Yesterday, website The Smoking Gun posted a suit filed by Ms. Pauley against the New York Times Co. alleging that she was duped into participating in a special advertising supplement by an employee of an outside company -- a person who, the complaint claims, pretended to be a reporter for the Times.
The disputed ad supplement appeared in October 2005 with a big photo of Ms. Pauley and the disclaimer that it "did not involve the reporting or editing staff of The New York Times." Now her suit alleges fraud, false advertising and trademark infringement.
Of course, advertorials are about as rare as Paris Hilton sightings. Last March the Times ran an eight-page ad supplement -- clearly and properly marked as such -- promoting Sudan and arguing that everyone is too focused on Darfur.
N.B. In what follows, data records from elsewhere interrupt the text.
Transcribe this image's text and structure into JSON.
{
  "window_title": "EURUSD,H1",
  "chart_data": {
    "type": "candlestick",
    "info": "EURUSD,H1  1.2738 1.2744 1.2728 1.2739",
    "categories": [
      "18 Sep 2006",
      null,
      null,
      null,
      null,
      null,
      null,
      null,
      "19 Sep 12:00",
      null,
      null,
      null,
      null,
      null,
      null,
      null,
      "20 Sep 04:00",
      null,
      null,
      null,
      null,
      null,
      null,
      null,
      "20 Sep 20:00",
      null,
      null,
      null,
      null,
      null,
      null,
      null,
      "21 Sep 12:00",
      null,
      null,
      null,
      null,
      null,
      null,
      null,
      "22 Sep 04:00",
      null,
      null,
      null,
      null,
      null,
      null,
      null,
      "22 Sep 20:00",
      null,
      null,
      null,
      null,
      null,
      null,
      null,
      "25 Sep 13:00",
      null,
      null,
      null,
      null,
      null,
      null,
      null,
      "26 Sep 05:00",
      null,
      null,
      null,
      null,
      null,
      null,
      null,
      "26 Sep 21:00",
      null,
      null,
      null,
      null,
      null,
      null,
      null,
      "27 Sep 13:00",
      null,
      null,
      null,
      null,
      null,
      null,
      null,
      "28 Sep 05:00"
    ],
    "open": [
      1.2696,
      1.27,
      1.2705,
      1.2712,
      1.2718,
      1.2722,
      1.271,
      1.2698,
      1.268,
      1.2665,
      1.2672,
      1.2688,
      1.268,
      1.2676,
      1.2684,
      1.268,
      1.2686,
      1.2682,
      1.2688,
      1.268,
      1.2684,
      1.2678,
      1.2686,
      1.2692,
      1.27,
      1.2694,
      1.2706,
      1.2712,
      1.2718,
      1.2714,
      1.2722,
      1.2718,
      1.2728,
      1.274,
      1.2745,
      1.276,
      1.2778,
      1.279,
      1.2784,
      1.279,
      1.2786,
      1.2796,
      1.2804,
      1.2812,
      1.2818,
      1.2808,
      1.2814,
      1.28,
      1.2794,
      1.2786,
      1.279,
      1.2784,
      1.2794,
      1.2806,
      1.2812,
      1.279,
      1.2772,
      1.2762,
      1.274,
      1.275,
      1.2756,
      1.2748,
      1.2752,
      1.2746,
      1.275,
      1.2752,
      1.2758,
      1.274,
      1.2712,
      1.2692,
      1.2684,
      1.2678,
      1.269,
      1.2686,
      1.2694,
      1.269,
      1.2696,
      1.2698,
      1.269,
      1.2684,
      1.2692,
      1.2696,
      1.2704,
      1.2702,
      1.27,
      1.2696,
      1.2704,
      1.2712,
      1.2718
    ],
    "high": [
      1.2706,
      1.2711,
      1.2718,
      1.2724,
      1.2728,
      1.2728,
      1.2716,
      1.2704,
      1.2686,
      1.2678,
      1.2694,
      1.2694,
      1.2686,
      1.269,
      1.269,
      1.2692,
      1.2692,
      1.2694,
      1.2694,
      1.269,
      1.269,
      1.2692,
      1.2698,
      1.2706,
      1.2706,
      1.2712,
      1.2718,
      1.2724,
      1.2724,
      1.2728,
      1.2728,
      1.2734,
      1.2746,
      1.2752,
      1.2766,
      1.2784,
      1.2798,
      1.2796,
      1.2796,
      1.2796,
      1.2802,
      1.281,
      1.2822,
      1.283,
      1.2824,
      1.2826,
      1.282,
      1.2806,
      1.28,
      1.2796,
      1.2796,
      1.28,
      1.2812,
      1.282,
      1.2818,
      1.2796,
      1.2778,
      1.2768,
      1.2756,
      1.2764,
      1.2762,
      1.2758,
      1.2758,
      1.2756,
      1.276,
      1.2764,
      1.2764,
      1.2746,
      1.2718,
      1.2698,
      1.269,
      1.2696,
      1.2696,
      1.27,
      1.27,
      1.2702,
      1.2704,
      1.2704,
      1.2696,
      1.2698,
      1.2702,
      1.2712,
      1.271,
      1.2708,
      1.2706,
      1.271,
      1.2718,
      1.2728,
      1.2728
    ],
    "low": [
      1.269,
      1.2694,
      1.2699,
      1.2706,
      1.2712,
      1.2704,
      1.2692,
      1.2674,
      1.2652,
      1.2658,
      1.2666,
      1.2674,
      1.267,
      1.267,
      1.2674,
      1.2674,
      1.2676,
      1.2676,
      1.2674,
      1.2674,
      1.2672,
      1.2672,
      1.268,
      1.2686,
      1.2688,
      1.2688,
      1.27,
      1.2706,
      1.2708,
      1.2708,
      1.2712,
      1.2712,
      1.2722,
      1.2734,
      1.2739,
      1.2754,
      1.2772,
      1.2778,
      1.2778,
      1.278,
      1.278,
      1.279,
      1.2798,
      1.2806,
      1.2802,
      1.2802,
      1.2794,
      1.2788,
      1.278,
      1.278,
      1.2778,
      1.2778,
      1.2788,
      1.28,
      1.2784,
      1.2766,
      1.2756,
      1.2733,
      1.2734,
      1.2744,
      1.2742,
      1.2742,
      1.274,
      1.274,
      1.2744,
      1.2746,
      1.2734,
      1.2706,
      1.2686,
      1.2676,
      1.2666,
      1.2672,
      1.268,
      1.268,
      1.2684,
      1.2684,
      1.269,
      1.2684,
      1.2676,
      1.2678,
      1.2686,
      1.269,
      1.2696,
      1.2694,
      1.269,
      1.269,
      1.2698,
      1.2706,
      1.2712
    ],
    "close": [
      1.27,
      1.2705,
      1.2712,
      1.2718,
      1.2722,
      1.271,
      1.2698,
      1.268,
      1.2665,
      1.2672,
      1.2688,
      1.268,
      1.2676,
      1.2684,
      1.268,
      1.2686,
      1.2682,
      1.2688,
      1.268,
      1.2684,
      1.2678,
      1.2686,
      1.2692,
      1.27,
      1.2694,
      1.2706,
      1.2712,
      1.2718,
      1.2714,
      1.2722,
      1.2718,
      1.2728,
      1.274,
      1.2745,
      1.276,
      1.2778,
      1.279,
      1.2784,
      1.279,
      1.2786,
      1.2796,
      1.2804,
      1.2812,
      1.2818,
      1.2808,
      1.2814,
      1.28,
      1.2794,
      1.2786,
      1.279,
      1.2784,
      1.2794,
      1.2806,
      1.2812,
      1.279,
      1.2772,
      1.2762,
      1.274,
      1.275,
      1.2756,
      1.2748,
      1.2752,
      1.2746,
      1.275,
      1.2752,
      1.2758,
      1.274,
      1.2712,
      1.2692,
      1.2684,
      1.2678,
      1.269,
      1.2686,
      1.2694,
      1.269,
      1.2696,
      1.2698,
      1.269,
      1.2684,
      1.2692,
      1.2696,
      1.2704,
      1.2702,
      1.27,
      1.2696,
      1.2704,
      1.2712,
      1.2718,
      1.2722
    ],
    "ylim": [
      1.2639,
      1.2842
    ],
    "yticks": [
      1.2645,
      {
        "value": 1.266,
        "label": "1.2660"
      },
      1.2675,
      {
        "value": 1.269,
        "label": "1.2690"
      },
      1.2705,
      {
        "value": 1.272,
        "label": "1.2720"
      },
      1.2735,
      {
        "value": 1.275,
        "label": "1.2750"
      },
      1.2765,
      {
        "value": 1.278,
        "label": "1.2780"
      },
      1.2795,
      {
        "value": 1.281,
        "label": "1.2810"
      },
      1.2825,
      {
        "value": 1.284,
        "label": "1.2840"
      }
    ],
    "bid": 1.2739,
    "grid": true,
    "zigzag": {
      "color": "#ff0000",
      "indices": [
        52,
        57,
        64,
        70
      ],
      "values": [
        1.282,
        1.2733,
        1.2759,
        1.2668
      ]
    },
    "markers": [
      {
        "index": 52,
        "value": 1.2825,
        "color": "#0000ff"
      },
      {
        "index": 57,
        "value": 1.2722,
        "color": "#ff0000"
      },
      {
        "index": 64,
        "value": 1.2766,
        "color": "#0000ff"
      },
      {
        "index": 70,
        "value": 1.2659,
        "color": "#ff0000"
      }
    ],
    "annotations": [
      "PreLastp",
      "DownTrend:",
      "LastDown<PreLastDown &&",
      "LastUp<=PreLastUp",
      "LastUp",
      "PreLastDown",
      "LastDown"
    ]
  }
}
But normally the clients themselves provide the sound bites.
The Times said in a brief statement that it believes the case has no merit. "Ms. Pauley's assistant was told that the article for which Ms. Pauley was to be interviewed would appear in a special advertising supplement, and Ms. Pauley agreed to participate," it said. (It is soooo hard to find good help these days.)
Neither Ms. Pauley nor her assistant could be reached this morning. Ms. Pauley's attorneys could not be reached either -- an assistant at Lackenbach Siegel said they were in court until the afternoon.